Since 2012, many studies have concluded that traffic was responsible for 60-70 percent of the air pollution in major cities, including HCMC.
The biggest city in Vietnam has around 7.4 million motorbikes and those that have been in use for more than 10 years account for 68 percent of the total. The carbon monoxide and hydrocarbon, both harmful to humans, that is emitted from motorbikes account for 90 percent of the total emitted by all motor vehicles operating in the city, HCMC Transport Department deputy director Bui Hoa An told VnExpress .
“From these figures, it can be said that motorbike pollution in HCMC is at an alarming level,” An said.
He was explaining the need for a pilot program to check motorbikes emissions that his department is preparing in cooperation with the Vietnam Association of Motorcycle Manufacturers (VAMM) and the Institute of Transport Science and Technology under the Ministry of Transport.
The central government had already green lighted a pilot project to control motorbike emissions in 2010. It would be implemented first in Hanoi and HCMC from 2010 to 2013 before being expanded to other localities.
However, that project has remained on paper until now, basically because it lacked a legal framework.
Regulations on periodic emission inspections for motorbikes are not included in the Law on Road Traffic, making it difficult to put the plan into practice, An said.
Then, in December last year, Prime Minister Nguyen Xuan Phuc approved the national road traffic safety plan for the 2021-2030 period with vision until 2045. This plan targets the removal of all expired and illegally-modified motorbikes from the nation’s roads.
To implement this plan, the Ministry of Transport has been assigned to collaborate with related agencies and local authorities in cities and provinces to check emissions of motorbikes periodically until 2025.
That is an important premise for developing a legal framework for motorbike emission control in HCMC, An said.
Under the new pilot program, the city will be able to cut the emission of more than 56,000 tons of carbon monoxide and 4,400 tons of hydrocarbon per year.
The cost of setting up the testing system and hiring staff for the program is estimated at VND553 billion ($24 million) from now until 2023. After this period, fees and fines will start covering the program cost, An said.
The city will first build 88 inspection centers within this year and roll out regulations to test vehicles.

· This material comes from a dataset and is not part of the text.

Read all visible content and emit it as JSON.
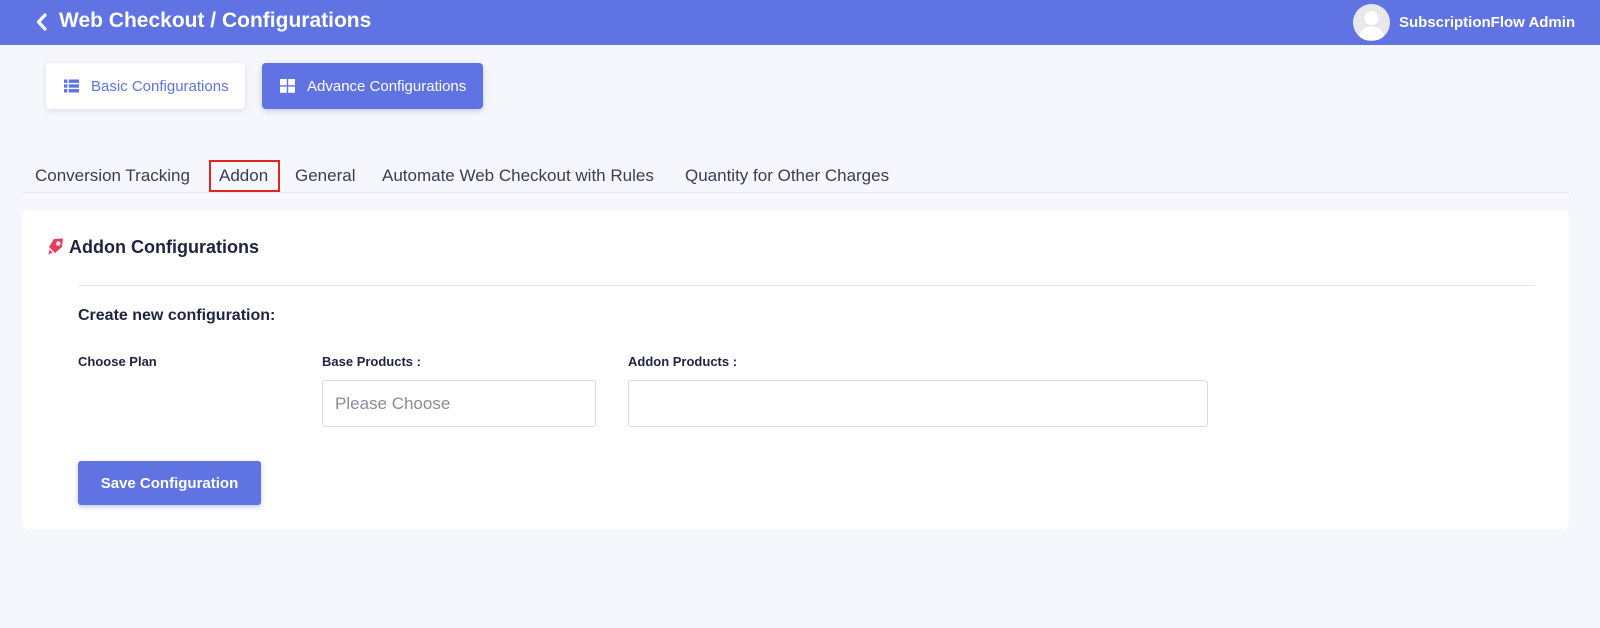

In the next two years (2022-2023), testing will become mandatory. The testing fee is likely to be VND50,000 ($2.16) per vehicle, but this might not be collected from poor people.
Motorbikes owned by residents of downtown districts 1, 3 and 5 that fail to meet emission standards will be fined.

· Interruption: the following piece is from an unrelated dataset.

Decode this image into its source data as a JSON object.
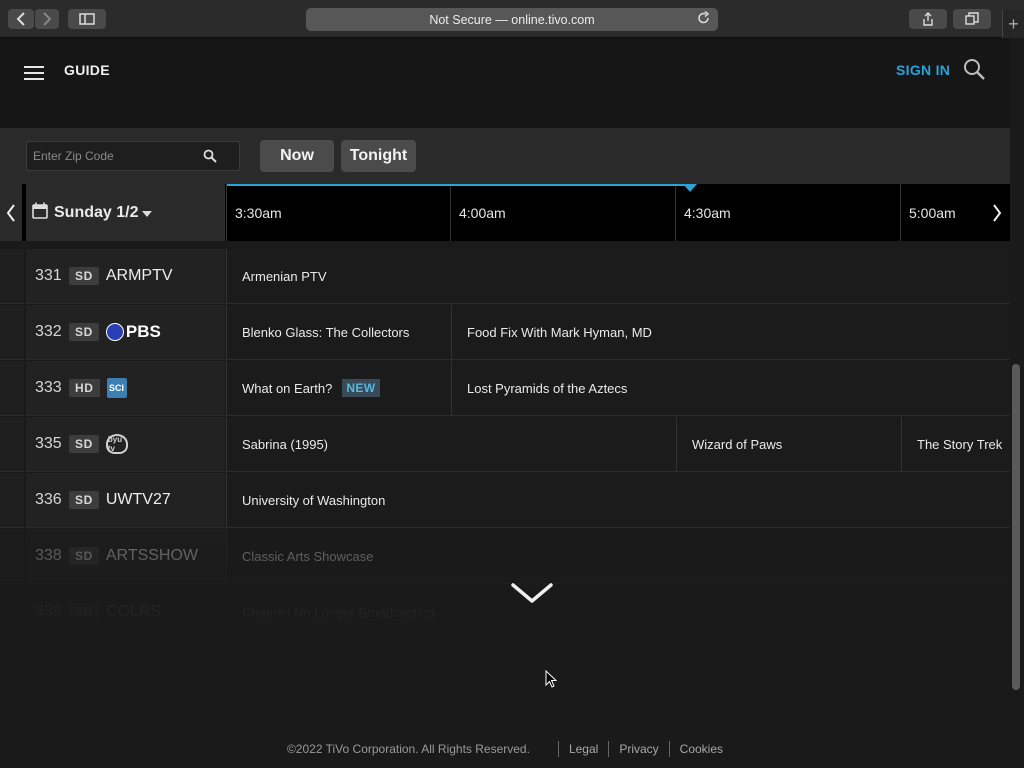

In 2024 and 2025, another 78 testing centers will be built, and the fines will be extended to districts 10 and Tan Binh.
In 2026, districts 4, 6, 8, 11, Tan Phu, Binh Thanh, Phu Nhuan and Go Vap will also be covered.
In May last year, the department had collaborated with the VAMM to trial the program, checking motorbikes for emissions in 1, 3, Phu Nhuan, and Tan Binh districts.

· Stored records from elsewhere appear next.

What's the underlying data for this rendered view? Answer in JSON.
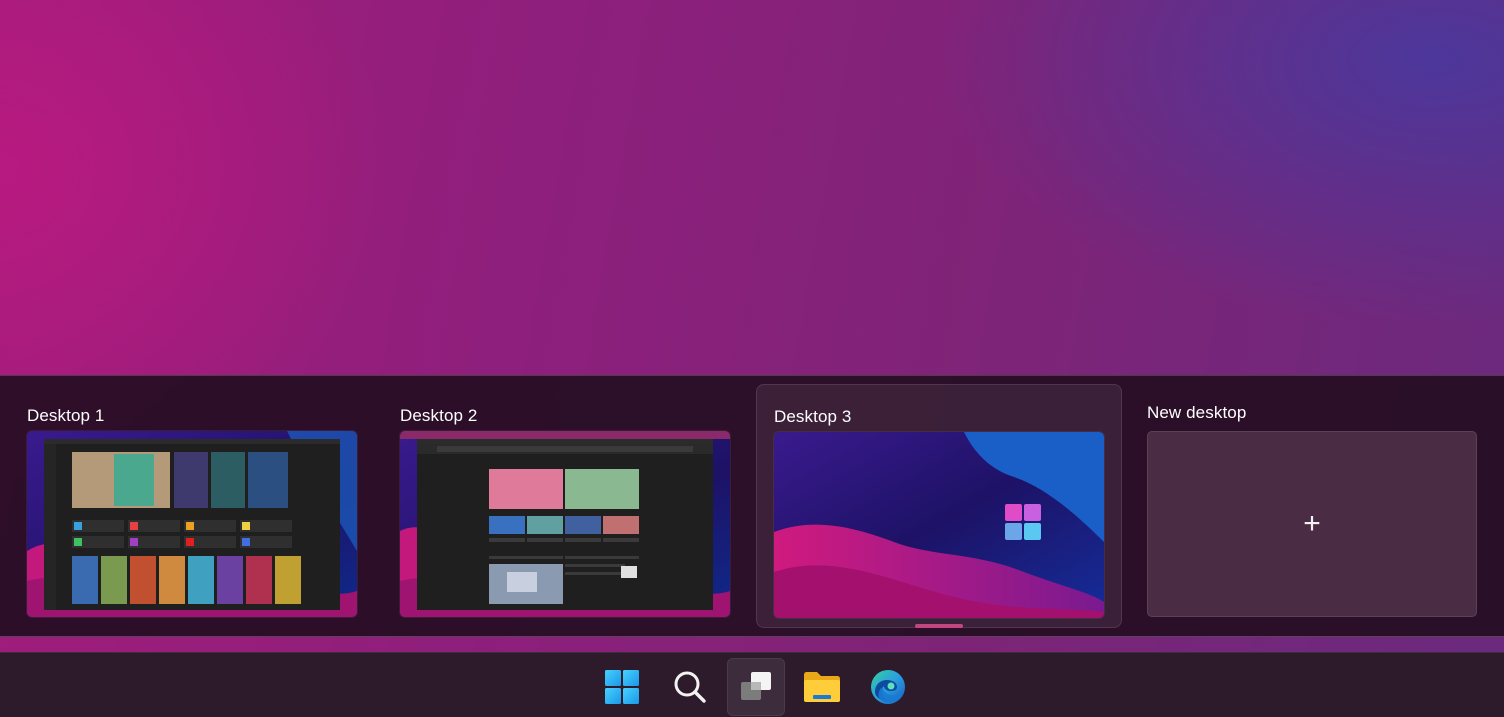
{
  "desktops": [
    {
      "label": "Desktop 1",
      "active": false
    },
    {
      "label": "Desktop 2",
      "active": false
    },
    {
      "label": "Desktop 3",
      "active": true
    }
  ],
  "new_desktop": {
    "label": "New desktop",
    "symbol": "+"
  },
  "taskbar": {
    "items": [
      {
        "name": "start",
        "icon": "windows-logo-icon"
      },
      {
        "name": "search",
        "icon": "search-icon"
      },
      {
        "name": "task-view",
        "icon": "task-view-icon",
        "pressed": true
      },
      {
        "name": "file-explorer",
        "icon": "folder-icon"
      },
      {
        "name": "edge",
        "icon": "edge-icon"
      }
    ]
  },
  "colors": {
    "panel": "#260e24",
    "indicator": "#c2477e",
    "taskbar": "#2d1b2c",
    "windows_blue": "#2fb7f0"
  }
}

More than 10,600 motorbikes were checked, and most of the vehicles older than five years failed to meet emission standards.
Apart from reducing pollution, the program is expected to ensure traffic safety via periodical maintenance and checking.
The division of zones to apply emission control measures will also contribute to reducing traffic congestion, especially in the central area because only “qualified” vehicles will be allowed to enter it, An said.
Commenting on the program, Do Van Chung, deputy head of the Binh Tan District urban management office, had said last year that it would disproportionately burden the poor since most of them drive used motorbikes.
With several million motorbikes in the city, a few hundred inspection centers would be inadequate, he added.
An said that the program will consider supporting policies such as offering free inspections for the poor and those with low income as well as helping them buy new vehicles at preferential prices.